In fuga dall'Iran, una famiglia
sotto protezione si racconta
“Noi non sappiamo esattamente come adesso la situazione in Iran. Forse le proteste si sono un po' fermate ma noi continueremo a rimanere qui in Italia se potremo finalmente trovare un lavoro per non pesare più sugli aiuti umanitari” concludono i componenti la famiglia iraniana
I riflessi del duro regime iraniano arrivano anche nel nostro territorio. In uno dei nostri piccoli comuni tra Piadena e Bozzolo, vive infatti una famiglia proveniente da Teheran e arrivata in Italia sotto protezione internazionale.
Anche per questo hanno accettato di raccontare la loro vicenda senza mostrare il viso per evitare possibili ritorsioni. La loro è una storia di privazioni e sofferenze sopratutto per la difficoltà di trovare un lavoro qui da noi, nonostante le garanzie e le ottime credenziali possedute da ognuno di loro.
Il capofamiglia, un 55enne ingegnere idraulico è disposto a svolgere qualsiasi incarico manuale al di la delle competenze tecniche acquisite attraverso la laurea. Anche la moglie e i due figli, un ragazzo di 23 anni e sua sorella di 25, possiedono un buon bagaglio culturale: “Purtroppo quando le persone leggono sul nostro permesso di soggiorno la frase asilo politico si bloccano e non sappiamo che cosa pensano o temono. Fatto sta che nessuno di noi riesce a trovare occupazione dovendoci arrangiare con il ristretto aiuto economico previsto dal progetto di accoglienza.Un progetto umanitario che ha una durata di 5 anni e che ci costringerà alla fine tornare nel nostro Paese” racconta la ragazza.
A Teheran la famiglia ha lasciato tutti i propri averi, dalla casa all’automobile, ai soldi in banca. Gente semplice disponibile e umile che non mette in mostra per niente i titoli di studio e quella certa agiatezza lasciata nel loro paese. “Le nostre difficoltà nascono anche all’assenza di trasporti. Qui dove siamo non c’è la ferrovia e il servizio del pullman a chiamata non sempre funziona.

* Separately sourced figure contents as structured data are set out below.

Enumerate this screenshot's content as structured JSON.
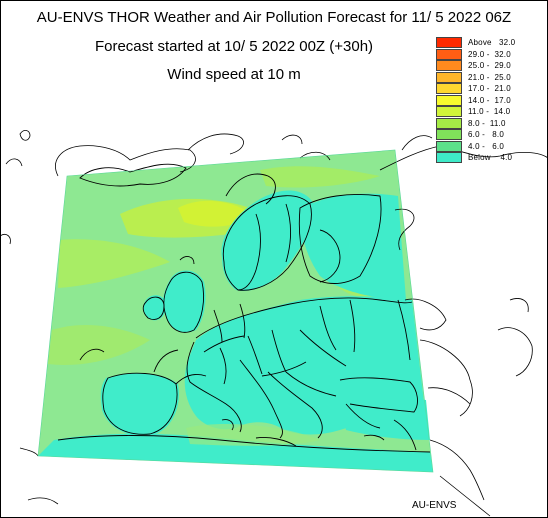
{
  "header": {
    "title": "AU-ENVS THOR Weather and Air Pollution Forecast for 11/ 5 2022  06Z",
    "subtitle": "Forecast started at 10/ 5 2022  00Z (+30h)",
    "variable": "Wind speed at 10 m"
  },
  "legend": [
    {
      "label": "Above   32.0",
      "color": "#ff2a00"
    },
    {
      "label": "29.0 -  32.0",
      "color": "#ff5e14"
    },
    {
      "label": "25.0 -  29.0",
      "color": "#ff8a1e"
    },
    {
      "label": "21.0 -  25.0",
      "color": "#ffb62a"
    },
    {
      "label": "17.0 -  21.0",
      "color": "#ffd830"
    },
    {
      "label": "14.0 -  17.0",
      "color": "#f8fa2e"
    },
    {
      "label": "11.0 -  14.0",
      "color": "#d2f43a"
    },
    {
      "label": "8.0 -  11.0",
      "color": "#a6ec46"
    },
    {
      "label": "6.0 -   8.0",
      "color": "#80e25a"
    },
    {
      "label": "4.0 -   6.0",
      "color": "#5ce08a"
    },
    {
      "label": "Below    4.0",
      "color": "#3eeac8"
    }
  ],
  "credit": "AU-ENVS",
  "colors": {
    "background": "#ffffff",
    "border": "#000000",
    "ocean_field": "#8ee892",
    "land_field": "#40ecca"
  }
}
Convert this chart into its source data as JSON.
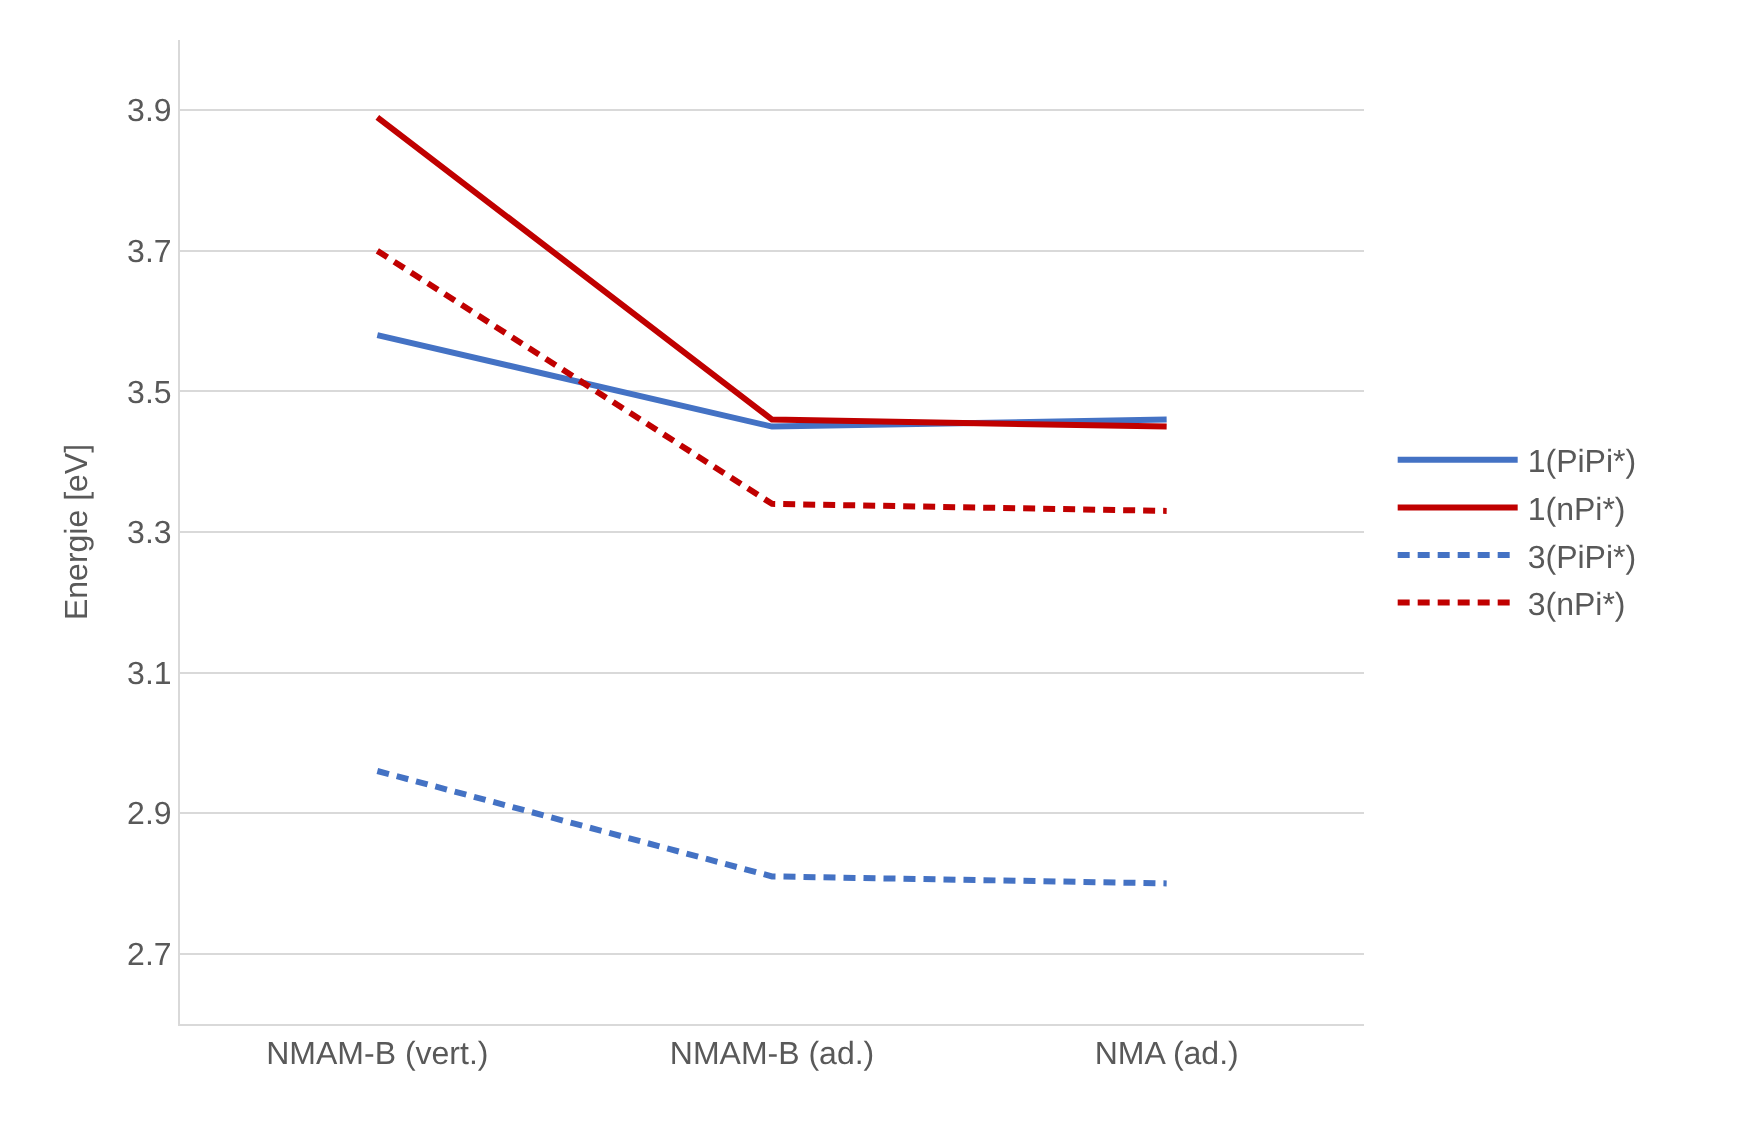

Qualcuno di noi ha la patente iraniana ma è difficile convertirla in quella italiana – spiega la ragazza – o meglio, si può ottenere ma dopo un anno scade e non viene più riconosciuta. Un po’ come i nostri titoli di studio“.
“Ci spiegano che gli alloggi ora sono assegnati con diritto di precedenza alla popolazione afgana e a chi scappa dall’Ucraina in guerra e questo complica ancora di più le cose”. A Teheran la famiglia iraniana oltre a risorse economiche non trasferibili ha lasciato alcuni parenti nei cui confronti temono possano subire ritorsioni cercando per questo di limitarsi nell’esprimere critiche nei confronti del Paese da cui sono usciti.
“Noi siamo cristiani evangelici e anche per questo non potremo mai sottostare alle leggi islamiche imposte alla popolazione”. Il grande movimento di protesta iraniano come si ricorderà è esploso con la morte improvvisa di Masha Amini imprigionata perché non indossava correttamente il velo. La Repubblica islamica dell’Iran vieta alle donne di mostrare i capelli in pubblico ritenendolo un segno di immoralità. Da li sono nati i movimenti di protesta contro queste imposizioni con le donne che si toglievano il velo o si tagliavano pubblicamente le ciocche di capelli, sia per discostarsi dai canoni del regime sia in segno di lutto nei confronti di Masha.
Già nei primi mesi di quest’anno le organizzazioni umanitarie parlano di circa 300 esecuzioni capitali avvenute. La pena di morte viene applicata nei confronti di molteplici reati dagli omicidi, alle rapine agli stupri, alla prostituzione, omosessualità e reati legati alla droga oltre che blasfemia e apostasia includendo ovviamente la cospirazione contro il governo. Oltretutto l’Iran è l’unico paese al mondo ad applicare la pena di morte anche nei confronti di minorenni. Negli ultimi tempi la guida suprema Alì Khamenei assieme al presidente Ebrahim Raisi ha chiesto e ottenuto l’aumento dei salari e l’assegnazione di contributi alle famiglie più bisognose. Per cercare di frenare in tal mondo l’esodo verso altri Paesi.
“Noi non sappiamo esattamente come adesso la situazione in Iran. Forse le proteste si sono un po’ fermate ma noi continueremo a rimanere qui in Italia se potremo finalmente trovare un lavoro per non pesare più sugli aiuti umanitari” concludono i componenti la famiglia iraniana.